PC Games Go To Boot Camp
1up has taken several of the more popular recent PC titles to Apple Boot Camp, and report back on how they handle the MacBook Pro hardware. From the article: "With all settings on medium, F.E.A.R. is absolutely playable. Again, none of the silky-smooth 60 fps that hardware freaks clamor for, but it looks good and plays well even with tons of characters onscreen. Annoyingly, F.E.A.R. offers a really pitiful selection of resolutions, all of which are constrained to the old-fashioned 4:3 aspect ratio -- meaning that play on the MacBook's widescreen is stretched, and kind of ugly. That's not a hardware issue so much as limited programming, and presumably anyone with a widescreen PC is in the same pickle."
Handy link to the Widescreen Gaming Forum website. It includes a listing of games that work with widescreen monitors, including hacks, patches, and workarounds to get games that don't natively support them to work.
This guy's the limit!
Well, even beyond that, why would you possibly use a hard-coded list of specific resolutions, however long?

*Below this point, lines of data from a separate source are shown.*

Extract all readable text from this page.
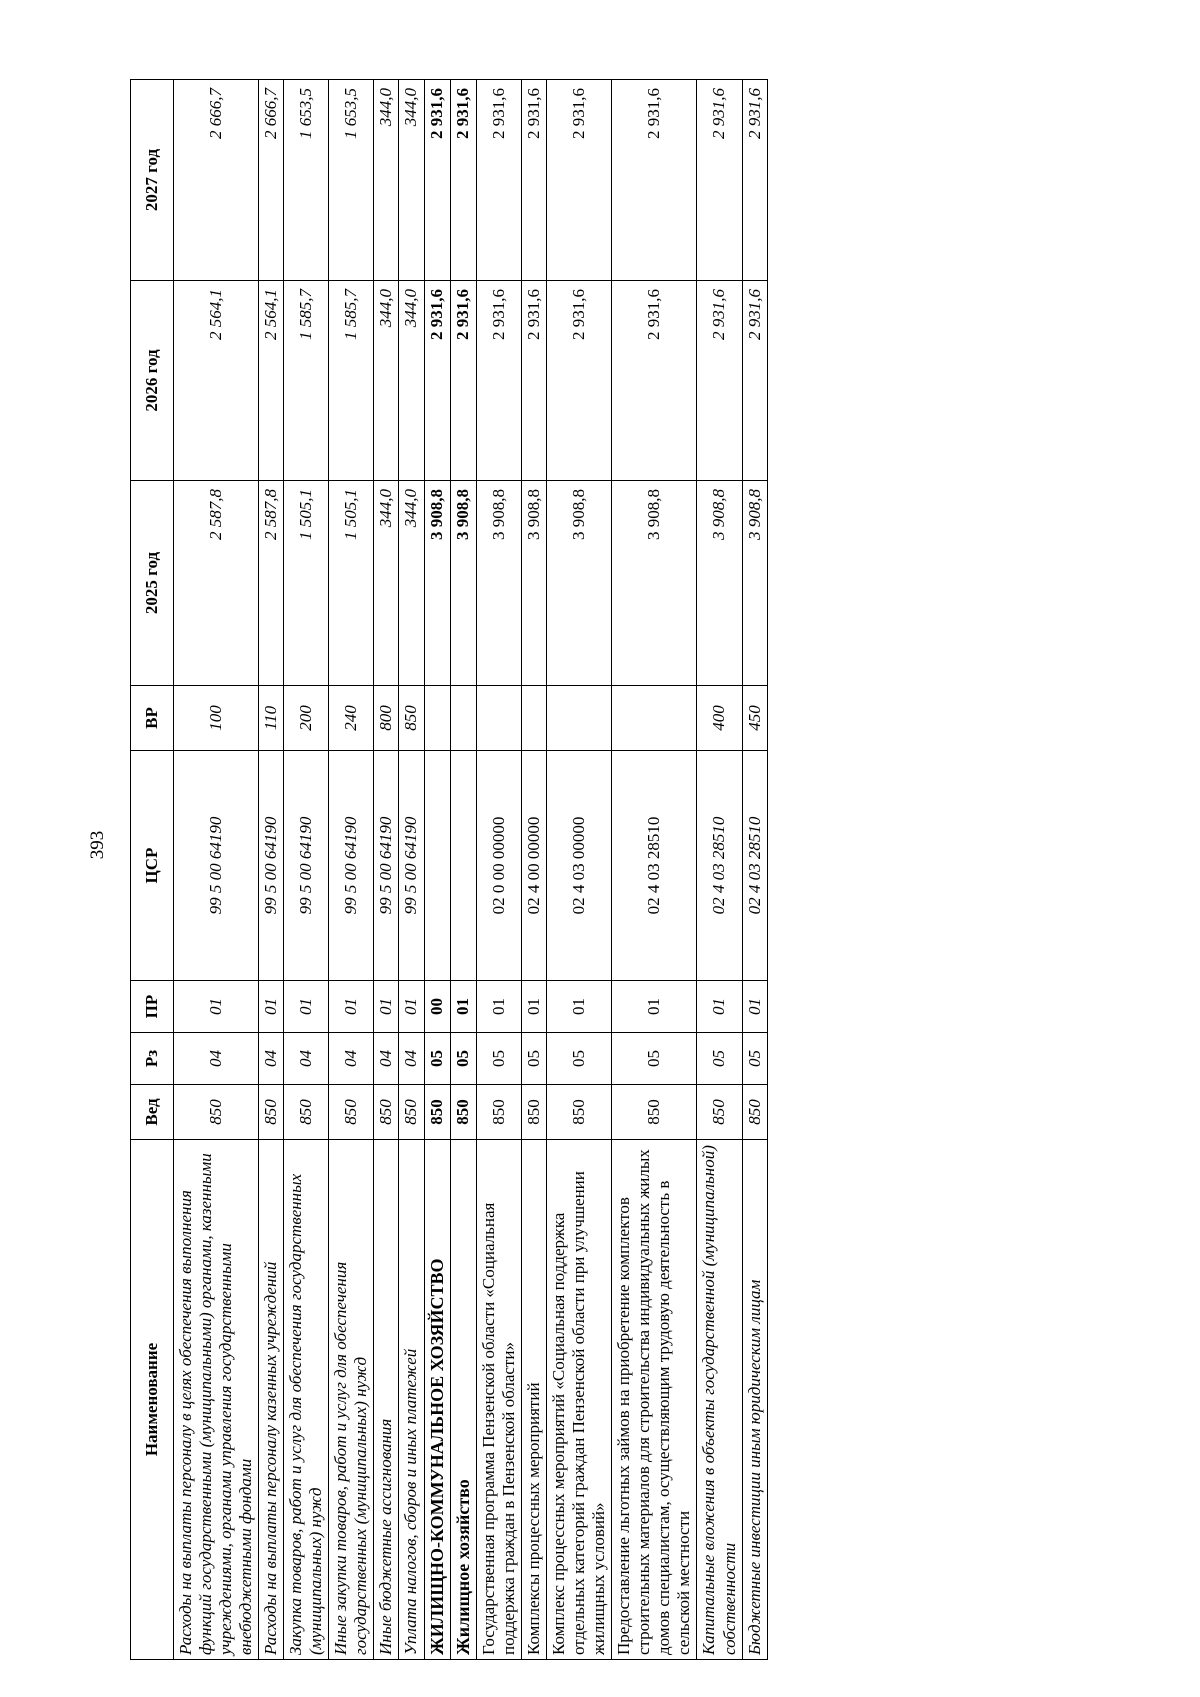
393
Наименование	Вед	Рз	ПР	ЦСР	ВР	2025 год	2026 год	2027 год
Расходы на выплаты персоналу в целях обеспечения выполнения функций государственными (муниципальными) органами, казенными учреждениями, органами управления государственными внебюджетными фондами	850	04	01	99 5 00 64190	100	2 587,8	2 564,1	2 666,7
Расходы на выплаты персоналу казенных учреждений	850	04	01	99 5 00 64190	110	2 587,8	2 564,1	2 666,7
Закупка товаров, работ и услуг для обеспечения государственных (муниципальных) нужд	850	04	01	99 5 00 64190	200	1 505,1	1 585,7	1 653,5
Иные закупки товаров, работ и услуг для обеспечения государственных (муниципальных) нужд	850	04	01	99 5 00 64190	240	1 505,1	1 585,7	1 653,5
Иные бюджетные ассигнования	850	04	01	99 5 00 64190	800	344,0	344,0	344,0
Уплата налогов, сборов и иных платежей	850	04	01	99 5 00 64190	850	344,0	344,0	344,0
ЖИЛИЩНО-КОММУНАЛЬНОЕ ХОЗЯЙСТВО	850	05	00			3 908,8	2 931,6	2 931,6
Жилищное хозяйство	850	05	01			3 908,8	2 931,6	2 931,6
Государственная программа Пензенской области «Социальная поддержка граждан в Пензенской области»	850	05	01	02 0 00 00000		3 908,8	2 931,6	2 931,6
Комплексы процессных мероприятий	850	05	01	02 4 00 00000		3 908,8	2 931,6	2 931,6
Комплекс процессных мероприятий «Социальная поддержка отдельных категорий граждан Пензенской области при улучшении жилищных условий»	850	05	01	02 4 03 00000		3 908,8	2 931,6	2 931,6
Предоставление льготных займов на приобретение комплектов строительных материалов для строительства индивидуальных жилых домов специалистам, осуществляющим трудовую деятельность в сельской местности	850	05	01	02 4 03 28510		3 908,8	2 931,6	2 931,6
Капитальные вложения в объекты государственной (муниципальной) собственности	850	05	01	02 4 03 28510	400	3 908,8	2 931,6	2 931,6
Бюджетные инвестиции иным юридическим лицам	850	05	01	02 4 03 28510	450	3 908,8	2 931,6	2 931,6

As soon as you support more than one resolution, you (or your libraries) already need to handle scaling and talking about your polygons in portion-of-display units rather than number-of-pixels units. That work is already done, so why limit yourself to any number of specific resolutions, rather than just scaling to whatever pixel count and aspect ratio the display happens to have?
Do you really think that you can predict now the specs of every display that any person is ever going to use to run your game at any time in the future? This is nearly as absurd as people who chain their website design to absolute numbers of pixels.